The knock of the State.

Denisov reached for his wire-stemmed glasses and carefully fitted them over his ears and nose.

The man in the hallway was named Luriey, an Extra in the Committee; Denisov had seen him before. Beneath an unbuttoned wool overcoat the Extra wore a plain blue, shapeless suit and a white shirt with a dirty collar and a dark tie.

The bulge in the breast of Luriey’s suit was doubtless caused by his pistol, Denisov thought. Why did one have to carry a pistol in this city? Especially one so obviously sent by the State?

But he knew: The pistol was power, a sort of benefit paid to men who were nothing but glorified messengers in ill-fitting suits.

Serfs, he thought, not for the first time.

“Dmitri Ilyich Denisov?” The voice was ponderous, as though the name had been memorized. “I am here to summon you.”

The Mikado, Denisov thought. Or the Lord High Executioner.

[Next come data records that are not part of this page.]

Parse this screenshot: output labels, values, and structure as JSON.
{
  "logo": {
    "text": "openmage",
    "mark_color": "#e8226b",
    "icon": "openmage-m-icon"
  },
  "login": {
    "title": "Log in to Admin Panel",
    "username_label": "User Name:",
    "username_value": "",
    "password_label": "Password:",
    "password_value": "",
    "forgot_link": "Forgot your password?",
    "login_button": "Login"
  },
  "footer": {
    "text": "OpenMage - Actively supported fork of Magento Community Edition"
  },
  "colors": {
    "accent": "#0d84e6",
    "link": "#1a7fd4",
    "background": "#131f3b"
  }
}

Denisov opened the door wide, feeling the sense of the music behind him; Luriey was invited into the room but he hesitated, even looked shocked, as though Denisov had suggested an immoral act.

“You are summoned.”

“To Room Twenty-four,” Denisov said. “Come in for a moment.”

Luriey held his ground in the gray concrete-and-tile hallway of the building.

“Yes, where else would you take me? I know where I’m to go but you’ll have to wait until I dress. It is more comfortable to wait here.”

With reluctance clouding the coarse features of his face, Luriey stepped inside and Denisov closed the door behind him. Luriey stumbled after Denisov to the bedroom; he waited at the door for Denisov to dress.